Тригорский-старший повернулся и внимательно посмотрел на шкаф для спецодежды в комнате техников. Катя совсем притихла внутри.
– Вы меня знаете? – спросил Елистратов.
– Так точно. По телевизору сколько раз видел, Петровку, 38 смотрю регулярно. И на заседание фонда правоохранительного вы приезжали, на объединенные совещания – наше областное и ваше столичное в комплексе.
– Николай… как ваше отчество?
– Николай Григорьевич.
– Николай Григорьевич, дело очень серьезное. Убийство в музее.
– Это я уже понял.
– Вообще-то в функции охраны входит обязанность предотвращать подобные прискорбные инциденты.
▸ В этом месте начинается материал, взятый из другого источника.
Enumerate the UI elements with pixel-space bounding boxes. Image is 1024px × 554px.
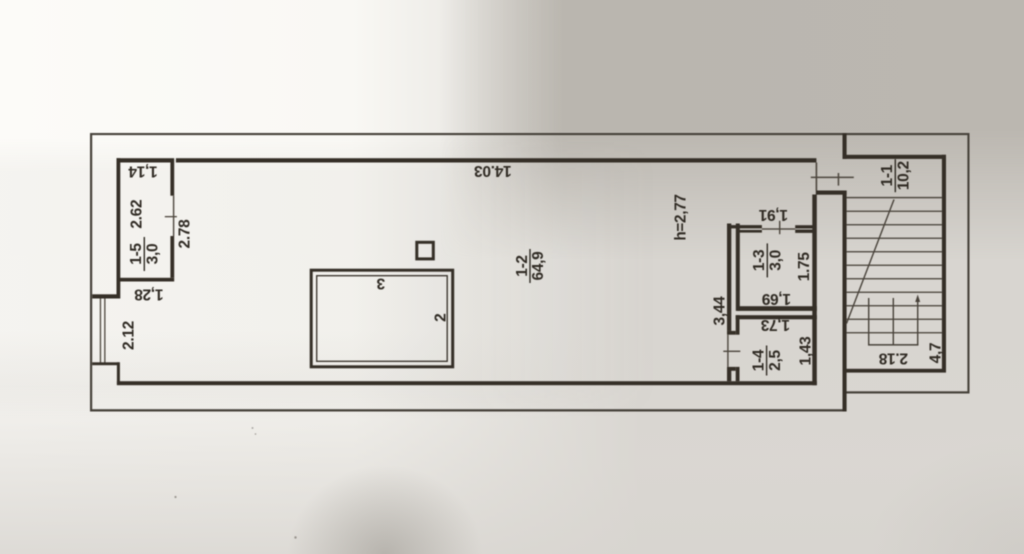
svg-text:1-1: 1-1 [879, 164, 896, 186]
svg-text:4,7: 4,7 [928, 343, 945, 364]
svg-text:1-4: 1-4 [750, 349, 767, 371]
svg-text:1,28: 1,28 [134, 286, 164, 303]
svg-text:1-3: 1-3 [751, 249, 768, 271]
svg-text:1,14: 1,14 [128, 163, 158, 180]
svg-text:2.18: 2.18 [878, 349, 908, 366]
svg-text:3,0: 3,0 [145, 244, 162, 265]
svg-text:1-5: 1-5 [128, 243, 145, 265]
svg-text:64,9: 64,9 [530, 251, 547, 281]
svg-text:2,5: 2,5 [767, 350, 784, 371]
svg-text:h=2,77: h=2,77 [673, 194, 690, 240]
svg-text:2.12: 2.12 [121, 321, 138, 350]
svg-text:1,73: 1,73 [760, 316, 790, 333]
svg-text:1,91: 1,91 [758, 206, 788, 223]
svg-text:2.62: 2.62 [128, 200, 145, 229]
svg-text:1,43: 1,43 [798, 336, 815, 366]
svg-text:3: 3 [376, 275, 385, 292]
svg-text:1,69: 1,69 [761, 290, 791, 307]
svg-text:2: 2 [433, 314, 450, 322]
svg-text:10,2: 10,2 [896, 161, 913, 190]
svg-text:1.75: 1.75 [796, 252, 813, 282]
svg-text:14.03: 14.03 [474, 162, 512, 179]
svg-text:3,44: 3,44 [712, 296, 729, 326]
svg-text:2.78: 2.78 [177, 219, 194, 249]
svg-text:1-2: 1-2 [514, 255, 531, 277]
svg-text:3,0: 3,0 [768, 250, 785, 271]
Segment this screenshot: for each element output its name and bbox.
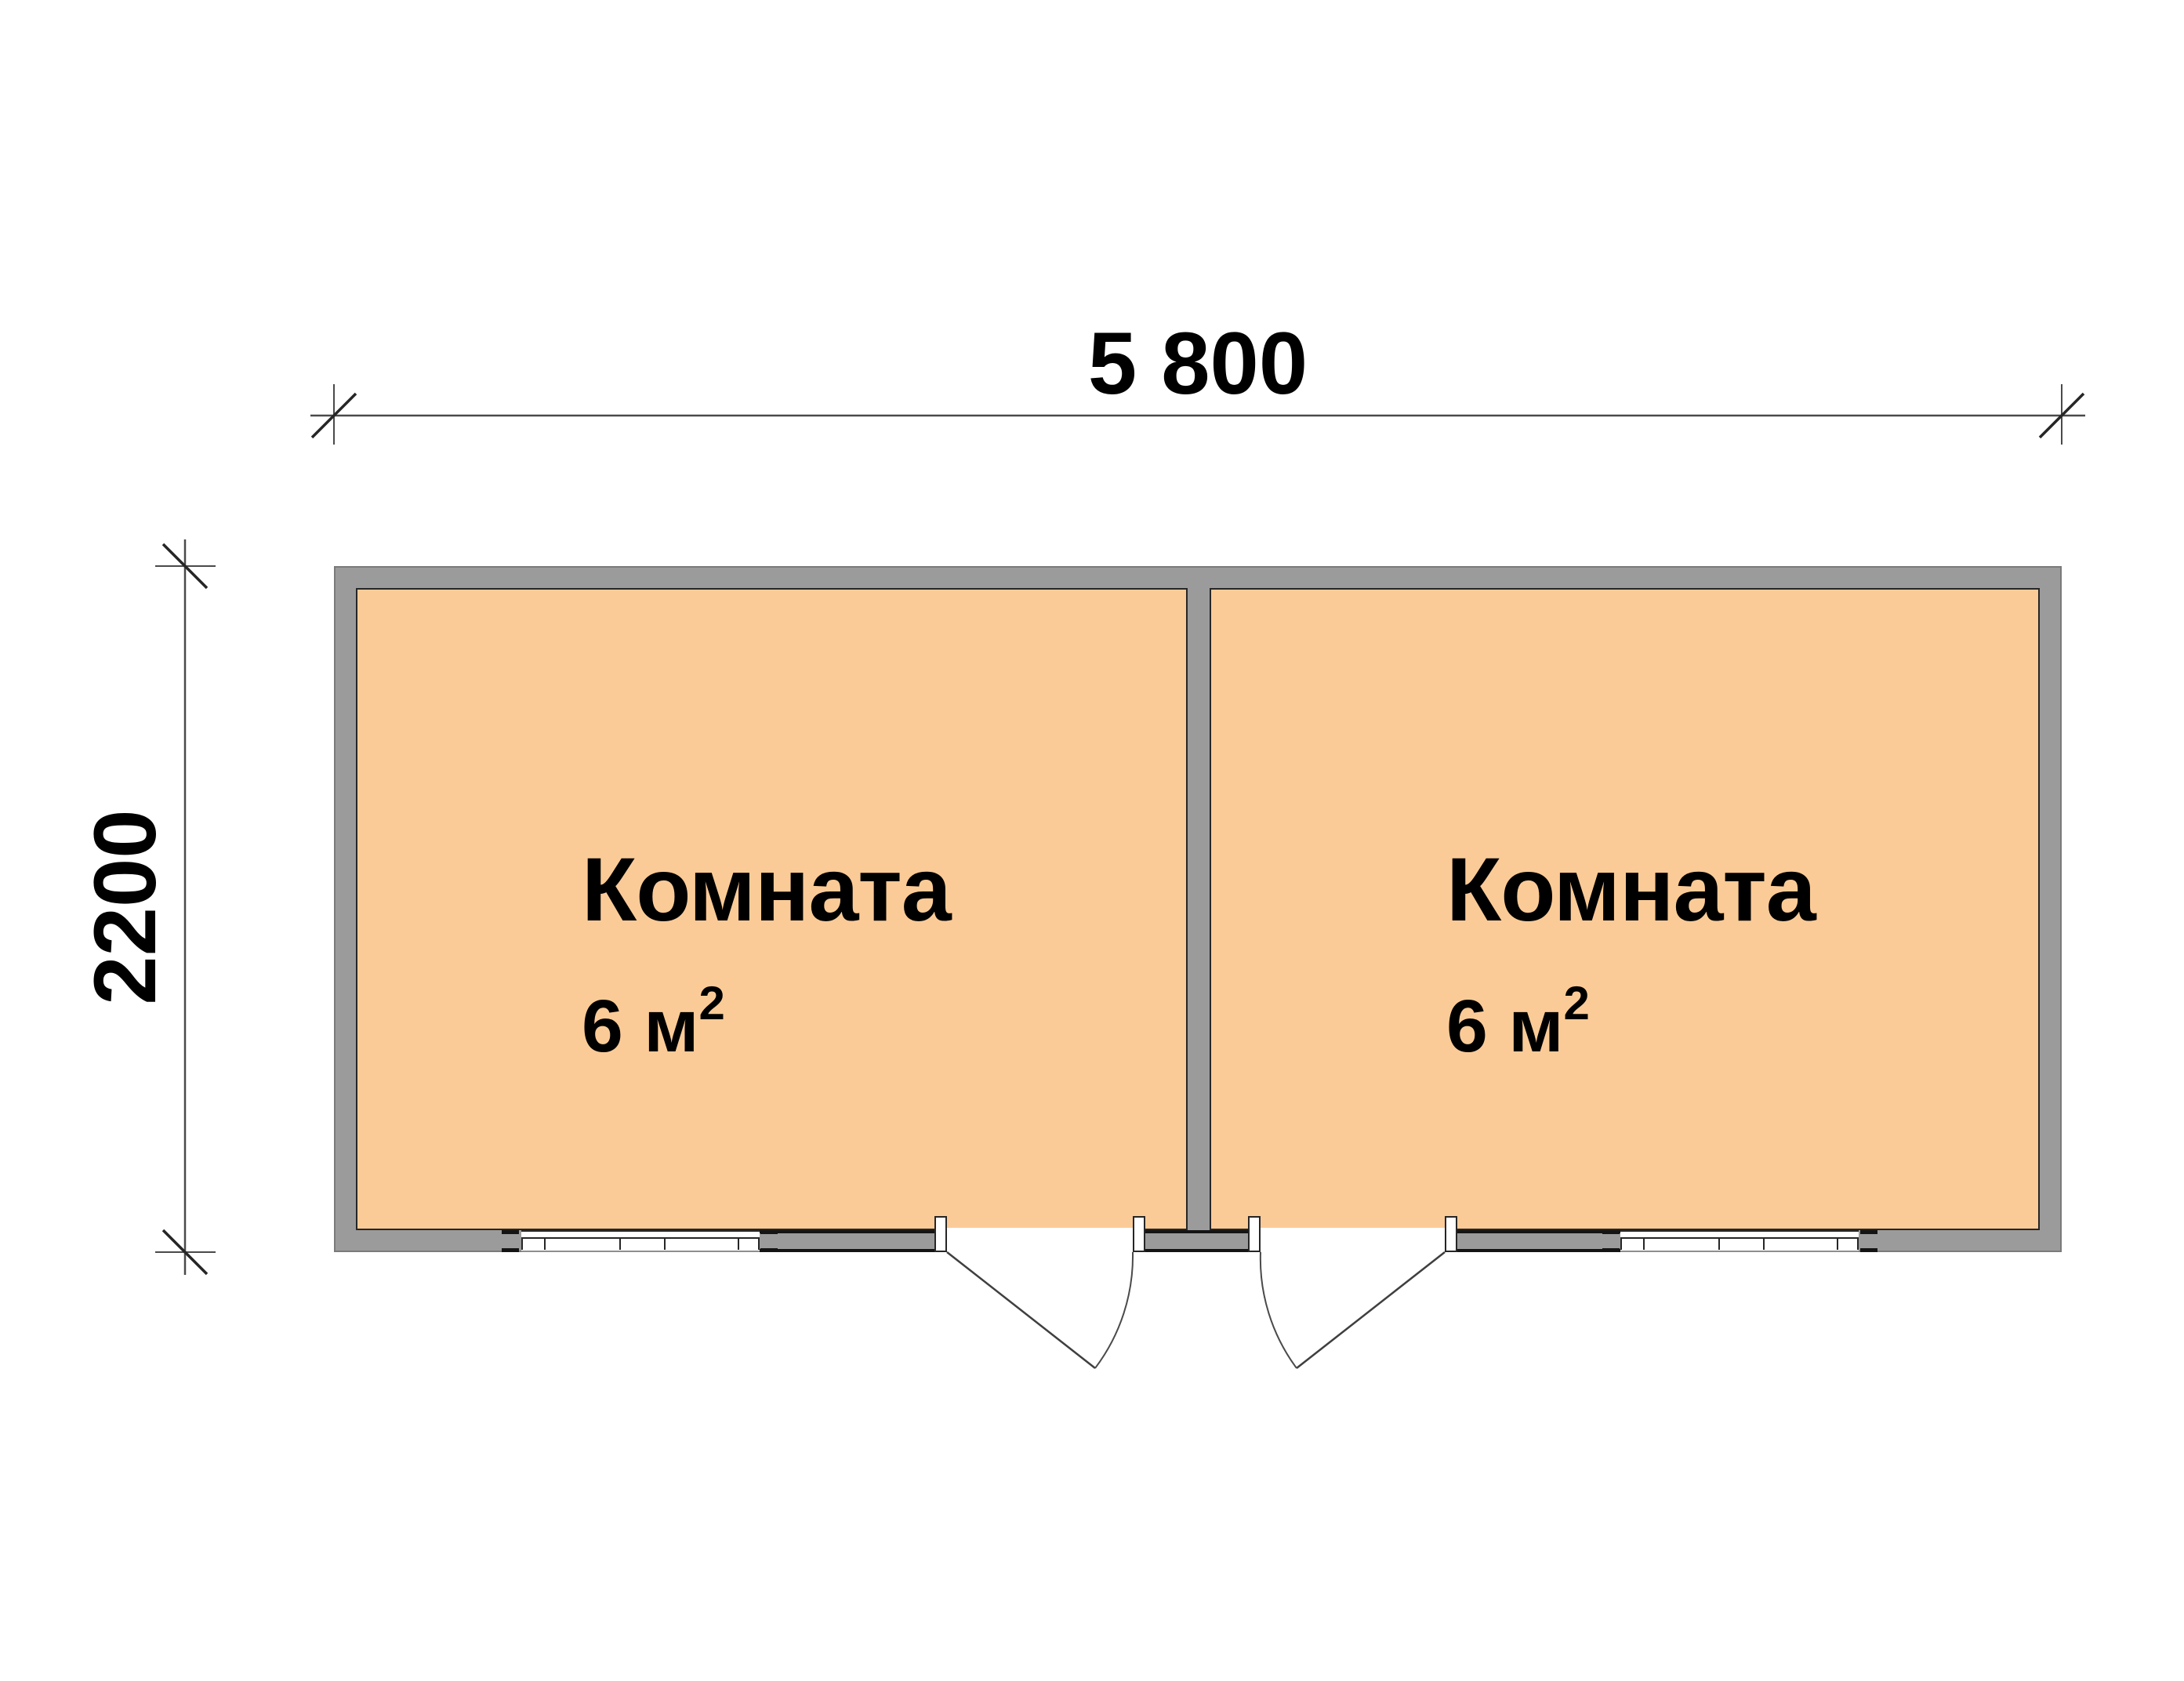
wall-end-cap (1602, 1230, 1620, 1234)
room-left-name: Комната (582, 845, 951, 935)
dimension-tick (312, 394, 356, 437)
window-right-frame-line (1643, 1237, 1645, 1250)
door-left-jamb-strike (1133, 1216, 1145, 1252)
floor-plan-canvas: 5 800 2200 Комната 6 м2 Комната 6 м2 (0, 0, 2184, 1681)
window-left-frame-line (544, 1237, 546, 1250)
room-left-area-value: 6 м (582, 985, 699, 1068)
window-right-frame-line (1620, 1237, 1622, 1250)
wall-segment-between-doors (1145, 1230, 1248, 1252)
wall-segment-between-window-and-door-left (760, 1230, 934, 1252)
window-left-frame-line (738, 1237, 739, 1250)
door-left-opening (947, 1228, 1133, 1252)
room-right-area-value: 6 м (1446, 985, 1564, 1068)
wall-end-cap (1602, 1248, 1620, 1252)
door-right-jamb-hinge (1445, 1216, 1457, 1252)
door-right-opening (1261, 1228, 1445, 1252)
wall-end-cap (760, 1248, 778, 1252)
dimension-tick (2040, 394, 2084, 437)
wall-end-cap (1860, 1230, 1877, 1234)
wall-end-cap (1860, 1248, 1877, 1252)
window-right-frame-line (1718, 1237, 1720, 1250)
wall-segment-between-door-and-window-right (1457, 1230, 1620, 1252)
door-left-jamb-hinge (934, 1216, 947, 1252)
room-left-area-sup: 2 (699, 977, 725, 1029)
window-left-frame-line (619, 1237, 621, 1250)
door-left-swing-arc (1095, 1252, 1133, 1368)
room-right-name: Комната (1446, 845, 1816, 935)
window-left (521, 1230, 760, 1252)
room-left-area: 6 м2 (582, 989, 725, 1064)
wall-end-cap (502, 1248, 519, 1252)
door-left-leaf (947, 1252, 1095, 1368)
window-left-frame-line (664, 1237, 666, 1250)
wall-end-cap (760, 1230, 778, 1234)
window-right-glass-line (1620, 1237, 1859, 1239)
window-right-frame-line (1837, 1237, 1838, 1250)
room-right-area: 6 м2 (1446, 989, 1590, 1064)
door-right-jamb-strike (1248, 1216, 1261, 1252)
window-right-frame-line (1763, 1237, 1765, 1250)
room-right-area-sup: 2 (1564, 977, 1590, 1029)
window-right (1620, 1230, 1859, 1252)
window-left-glass-line (521, 1237, 760, 1239)
dimension-tick (163, 1230, 207, 1274)
door-right-swing-arc (1261, 1252, 1297, 1368)
dimension-tick (163, 544, 207, 588)
dimension-width-label: 5 800 (1088, 320, 1308, 408)
door-right-leaf (1297, 1252, 1445, 1368)
window-left-frame-line (521, 1237, 523, 1250)
window-right-frame-line (1857, 1237, 1859, 1250)
dimension-height-label: 2200 (82, 809, 169, 1004)
wall-end-cap (502, 1230, 519, 1234)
– Так точно, – согласился Тригорский-старший. – Я сколько раз говорил: надо усиливать меры безопасности, реформировать систему контроля за посетителями. Тотальный контроль, строжайший. И за персоналом, сотрудниками музея тоже. А то дисциплины никакой. Порядок тут нужен, новый порядок. А не эта либеральщина. Вот она где у меня, эта здешняя либеральщина, интеллигентщина, – он чиркнул ребром ладони по горлу. – Сколько раз руководству докладывал. Непосредственно начальнику службы охраны Ревунову. Он сейчас в отпуске. На островах загорает, на Канарах, а тут убийство во вверенном ему подразделении. То есть в музее. Я сколько раз докладывал, предупреждал. Так меня разве слушают? Говорят, ты ничего не понимаешь, тут музей, тут свои традиции, это ученые, отставить солдафонство… Вот и получили теперь.
– Так, ясно, с местными порядками в смысле контроля вы не согласны, – подытожил горячую тираду Тригорского Елистратов. – Что произошло сегодня?
– Репетиция ночи музеев. Еще одна напасть. Еще один финт придумали. Ответственность за сохранность вверенных культурно-материальных ценностей в разы повышается.
– Где вы находились, когда поступил вызов?
– На главном пульте. Мне сын позвонил.
– Так, на главном пульте. Тот коридор, где обнаружили тело, камеры просматривают?
– Нет. О чем я вам и говорю! Нужен тотальный визуальный контроль. А этого тут нет. Нижнее наше царство, кроме спецхранилища, по сути, визуально ничем не охвачено.
– Нижнее, простите, что?
– Нижнее царство. Это жаргон такой музейный. Залы с экспозицией – это Верхнее царство, там все под контролем, четко. А Нижнее, ну, службы и вся начинка ученая музея – свобода. Ученым все свобода нужна.
– Так где по схеме камеры?
– У спецхранилища. Я вам лучше потом на схеме покажу.